Led by California, 23 states, including Massachusetts, have sued the Trump administration challenging new federal regulations that strip the states' authority to set their own vehicle emissions standards. On December 3, 2019, the administration moved to dismiss on procedural grounds, arguing that the D.C. District Court was the wrong venue, and that the case should have been brought before the D.C. Circuit for its direct review.
The new regulations have been criticized as yet another attempt by the Trump administration to roll back Obama-era environmental protections. The Obama administration had granted a waiver specifically to California so that it could pursue its own aggressive vehicle emissions reduction program. The waiver, which is one of many similar waivers California has received for decades, protects California's program from preemption by federal law.
The new regulations, known as the "One National Program" rule, were a joint effort by the U.S. Environmental Protection Agency ("EPA") and the National Highway Safety Traffic Administration ("NHSTA"). EPA revoked California's waiver under the Clean Air Act, and NHSTA declared that another federal environmental law governing vehicle fuel economy—the Energy Policy and Conservation Act ("EPCA")—preempts state programs that regulate vehicle emissions. The states are attacking EPA's waiver revocation in a separate proceeding before the D.C. Circuit.
Why have the other states joined the lawsuit? Many environmentally conscious states, like Massachusetts, have adopted California's standards. The Massachusetts AG's office has called the standards "a key part of the state's effort to reduce pollution, protect public health, and fight climate change." That includes meeting the aggressive greenhouse gas emissions reductions targets Massachusetts has set for itself in the Global Warming Solutions Act—reducing emissions to 80 percent below 1990 levels by 2050.
The lawsuit challenges the NHTSA's authority under the EPCA to declare that the law now preempts California's program. It asserts that the rule "conflicts with Congressional intent, as recognized by the Supreme Court, to establish two distinct statutory schemes for the separate regulation of vehicle emissions and fuel economy." And it asserts that the rule is "contrary to Congress's direction in [the] EPCA that NHTSA consider and give effect to California's emissions standards."
There will not be a resolution on the merits for now, as the administration's motion is purely procedural. It asserts that the states' challenge belongs before the D.C. Circuit. The states reply that the law does not allow for the D.C. Circuit's direct review.
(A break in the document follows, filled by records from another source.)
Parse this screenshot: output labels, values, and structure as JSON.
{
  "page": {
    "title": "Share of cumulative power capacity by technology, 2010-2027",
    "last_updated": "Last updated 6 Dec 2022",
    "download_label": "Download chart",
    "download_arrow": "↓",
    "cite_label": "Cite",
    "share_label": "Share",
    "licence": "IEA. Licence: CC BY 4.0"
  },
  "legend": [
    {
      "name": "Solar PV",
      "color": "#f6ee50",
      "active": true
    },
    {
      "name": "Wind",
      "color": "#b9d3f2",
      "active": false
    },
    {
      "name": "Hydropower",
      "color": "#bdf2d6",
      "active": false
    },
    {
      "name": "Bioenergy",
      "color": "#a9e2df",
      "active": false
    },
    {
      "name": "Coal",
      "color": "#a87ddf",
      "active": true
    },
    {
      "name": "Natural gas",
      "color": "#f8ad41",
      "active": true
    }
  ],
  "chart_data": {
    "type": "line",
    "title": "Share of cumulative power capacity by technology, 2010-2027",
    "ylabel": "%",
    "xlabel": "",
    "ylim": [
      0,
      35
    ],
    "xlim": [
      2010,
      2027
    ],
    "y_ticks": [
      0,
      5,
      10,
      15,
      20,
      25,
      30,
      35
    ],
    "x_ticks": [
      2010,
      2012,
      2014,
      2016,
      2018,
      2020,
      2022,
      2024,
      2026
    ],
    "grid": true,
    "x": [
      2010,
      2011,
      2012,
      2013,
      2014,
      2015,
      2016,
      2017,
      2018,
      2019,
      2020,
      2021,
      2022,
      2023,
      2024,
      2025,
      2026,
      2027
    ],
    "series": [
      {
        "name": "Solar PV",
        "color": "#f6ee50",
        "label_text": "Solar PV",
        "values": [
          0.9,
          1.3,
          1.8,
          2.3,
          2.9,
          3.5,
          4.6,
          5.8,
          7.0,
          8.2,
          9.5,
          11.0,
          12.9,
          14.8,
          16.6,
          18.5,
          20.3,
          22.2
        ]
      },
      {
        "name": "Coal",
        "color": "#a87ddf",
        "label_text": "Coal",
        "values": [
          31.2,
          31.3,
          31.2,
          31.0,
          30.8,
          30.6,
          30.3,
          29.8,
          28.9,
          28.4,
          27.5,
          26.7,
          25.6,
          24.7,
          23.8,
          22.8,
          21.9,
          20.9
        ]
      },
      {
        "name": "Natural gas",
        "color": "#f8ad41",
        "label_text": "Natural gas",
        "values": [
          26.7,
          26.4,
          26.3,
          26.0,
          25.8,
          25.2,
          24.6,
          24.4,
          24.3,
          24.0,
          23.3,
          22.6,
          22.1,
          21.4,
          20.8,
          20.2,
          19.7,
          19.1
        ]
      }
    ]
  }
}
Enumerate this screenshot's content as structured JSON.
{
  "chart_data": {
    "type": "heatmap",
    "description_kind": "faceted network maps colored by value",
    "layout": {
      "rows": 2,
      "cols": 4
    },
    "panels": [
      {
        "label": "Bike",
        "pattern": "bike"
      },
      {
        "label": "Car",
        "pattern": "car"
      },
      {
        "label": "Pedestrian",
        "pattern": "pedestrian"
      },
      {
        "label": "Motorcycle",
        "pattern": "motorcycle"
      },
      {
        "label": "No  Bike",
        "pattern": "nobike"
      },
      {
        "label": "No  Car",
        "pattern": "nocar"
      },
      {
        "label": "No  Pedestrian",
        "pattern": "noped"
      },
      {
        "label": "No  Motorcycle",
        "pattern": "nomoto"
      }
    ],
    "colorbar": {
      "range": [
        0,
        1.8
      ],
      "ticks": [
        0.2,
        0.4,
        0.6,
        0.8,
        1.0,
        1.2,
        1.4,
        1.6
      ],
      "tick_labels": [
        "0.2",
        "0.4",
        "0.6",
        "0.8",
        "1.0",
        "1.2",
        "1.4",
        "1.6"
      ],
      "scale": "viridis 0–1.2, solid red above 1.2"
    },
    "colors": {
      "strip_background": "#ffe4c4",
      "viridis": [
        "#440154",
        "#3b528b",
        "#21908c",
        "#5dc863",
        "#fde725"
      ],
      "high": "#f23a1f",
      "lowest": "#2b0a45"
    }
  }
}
The lawsuit is one more example of AGs from certain states banding together to take on the Trump administration on environmental policy. It is consistent with recent efforts by some of the same states to block the administration's plans to freeze federal Corporate Average Fuel Economy ("CAFE") standards. The previous standards envisioned a fuel-economy average of 46.7 mpg for vehicle model years 2021-2026. The administration's freeze would keep the average at only 37 mpg.